International Journal of Food Properties (Jan 2020)
Nutritional quality and sensory evaluation of dabai-fortified cocoa bar
Abstract
Defatted dabai (Canarium odontophyllum Miq.) parts are considered good sources of antioxidants. This study aimed to determine the nutritional values and antioxidant properties of dabai cocoa bars and the sensory profile scores of different parts of dabai fruits (oil, oleoresin, and kernel). The second part of this study included the formulation of dark dabai cocoa bars using different percentages (5%, 10%, 15%, 20%, 25%, and 35%) of dabai kernel. The antioxidant activities of the dark dabai and dabai cocoa bars were determined on the basis of DPPH free radical scavenging and thiobarbituric acid reactive species assays. The panelists of the sensory study were asked to score specific sensory attributes using a hedonic scale.
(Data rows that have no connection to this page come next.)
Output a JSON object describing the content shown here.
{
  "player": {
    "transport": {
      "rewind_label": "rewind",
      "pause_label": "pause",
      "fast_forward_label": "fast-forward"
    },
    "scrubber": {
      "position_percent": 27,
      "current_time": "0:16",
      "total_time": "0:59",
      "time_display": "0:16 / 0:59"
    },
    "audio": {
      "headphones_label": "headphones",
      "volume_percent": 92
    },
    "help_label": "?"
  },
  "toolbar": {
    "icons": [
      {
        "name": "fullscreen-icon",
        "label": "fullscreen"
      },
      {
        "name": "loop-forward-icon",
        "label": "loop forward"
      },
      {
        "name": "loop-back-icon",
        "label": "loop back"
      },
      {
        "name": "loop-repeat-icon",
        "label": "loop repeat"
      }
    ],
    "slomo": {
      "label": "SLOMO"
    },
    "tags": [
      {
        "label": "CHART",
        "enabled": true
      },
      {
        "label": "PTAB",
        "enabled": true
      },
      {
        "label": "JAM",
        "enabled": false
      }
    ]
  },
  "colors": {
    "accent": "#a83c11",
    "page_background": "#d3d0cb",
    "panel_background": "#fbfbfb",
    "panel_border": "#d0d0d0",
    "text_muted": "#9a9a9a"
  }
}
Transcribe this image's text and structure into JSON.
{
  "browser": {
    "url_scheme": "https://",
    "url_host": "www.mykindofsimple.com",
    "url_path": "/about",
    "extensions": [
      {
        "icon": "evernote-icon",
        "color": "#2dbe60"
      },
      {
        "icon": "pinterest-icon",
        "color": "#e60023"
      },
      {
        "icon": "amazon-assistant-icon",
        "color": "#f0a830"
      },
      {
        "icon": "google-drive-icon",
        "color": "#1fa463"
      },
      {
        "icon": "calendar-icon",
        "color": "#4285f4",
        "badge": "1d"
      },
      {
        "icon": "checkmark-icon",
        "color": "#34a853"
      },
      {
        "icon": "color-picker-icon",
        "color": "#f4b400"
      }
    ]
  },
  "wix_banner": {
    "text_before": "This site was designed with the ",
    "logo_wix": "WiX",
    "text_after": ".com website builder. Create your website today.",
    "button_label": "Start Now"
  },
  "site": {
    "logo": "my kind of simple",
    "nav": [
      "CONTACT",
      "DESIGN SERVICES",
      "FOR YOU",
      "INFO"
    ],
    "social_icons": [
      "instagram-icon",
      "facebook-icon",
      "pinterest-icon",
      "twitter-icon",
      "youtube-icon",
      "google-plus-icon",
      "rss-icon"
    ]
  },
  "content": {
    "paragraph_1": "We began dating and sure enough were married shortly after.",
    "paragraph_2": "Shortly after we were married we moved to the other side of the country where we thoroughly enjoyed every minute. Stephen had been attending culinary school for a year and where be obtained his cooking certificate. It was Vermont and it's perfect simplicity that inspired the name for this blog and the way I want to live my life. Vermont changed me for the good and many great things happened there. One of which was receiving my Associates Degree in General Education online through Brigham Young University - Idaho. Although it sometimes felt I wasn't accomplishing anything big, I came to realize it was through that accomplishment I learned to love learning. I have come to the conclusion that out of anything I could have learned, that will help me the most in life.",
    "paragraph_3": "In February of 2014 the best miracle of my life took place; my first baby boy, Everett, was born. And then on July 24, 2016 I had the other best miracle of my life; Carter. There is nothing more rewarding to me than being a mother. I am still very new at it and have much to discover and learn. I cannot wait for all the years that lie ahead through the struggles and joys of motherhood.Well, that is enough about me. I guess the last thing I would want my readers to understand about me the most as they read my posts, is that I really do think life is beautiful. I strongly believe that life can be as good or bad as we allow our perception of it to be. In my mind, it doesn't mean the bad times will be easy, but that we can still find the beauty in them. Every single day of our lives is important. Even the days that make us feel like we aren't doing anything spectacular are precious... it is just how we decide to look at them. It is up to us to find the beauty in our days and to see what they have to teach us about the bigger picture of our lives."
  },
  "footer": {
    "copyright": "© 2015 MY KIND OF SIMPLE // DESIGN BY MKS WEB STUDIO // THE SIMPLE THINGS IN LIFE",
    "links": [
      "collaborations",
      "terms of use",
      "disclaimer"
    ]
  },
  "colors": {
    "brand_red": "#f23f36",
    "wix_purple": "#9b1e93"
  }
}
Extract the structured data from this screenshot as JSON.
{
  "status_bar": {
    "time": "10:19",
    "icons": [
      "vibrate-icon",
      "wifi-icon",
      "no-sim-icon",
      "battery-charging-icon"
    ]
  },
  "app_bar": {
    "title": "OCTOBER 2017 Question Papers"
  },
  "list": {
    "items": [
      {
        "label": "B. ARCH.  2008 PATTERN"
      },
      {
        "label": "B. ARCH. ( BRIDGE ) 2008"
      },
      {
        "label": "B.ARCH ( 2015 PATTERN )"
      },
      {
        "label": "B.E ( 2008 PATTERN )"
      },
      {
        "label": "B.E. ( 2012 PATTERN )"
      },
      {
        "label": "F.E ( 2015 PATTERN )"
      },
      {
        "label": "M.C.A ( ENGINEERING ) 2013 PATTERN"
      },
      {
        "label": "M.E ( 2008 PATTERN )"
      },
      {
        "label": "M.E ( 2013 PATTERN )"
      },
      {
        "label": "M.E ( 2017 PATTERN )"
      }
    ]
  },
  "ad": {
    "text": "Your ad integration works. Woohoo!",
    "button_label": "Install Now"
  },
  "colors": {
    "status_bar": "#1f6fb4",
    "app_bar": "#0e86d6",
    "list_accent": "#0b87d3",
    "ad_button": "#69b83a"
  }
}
Results of the triangle test indicated that the flavor score of the dabai cocoa bar with 40% dabai oleoresin was low and its other sensory scores (aroma and overall acceptability) were also lower than those of the other types of dabai and dark dabai cocoa bars. Furthermore, the dark dabai cocoa bars with 5–35% dabai kernel exhibited an improved formulation, and the cocoa bar containing 20% dabai kernel presented the lowest lipid peroxidation value and higher overall acceptability score than the cocoa bar with 5% dabai kernel. However, the cocoa bar with 5% dabai kernel achieved the highest estimated total phenolic content and DPPH radical scavenging capacity. The β-carotene bleaching inhibition of the dark cocoa (DC) bar was not significantly higher than the cocoa bar with 40% dabai oleoresin. Lastly, the sensory acceptance score of dabai cocoa bars was lower than that of the DC bar due to the crispiness of dabai kernel and the astringent taste of dabai parts. Thus, dabai kernel preparation should be optimized further.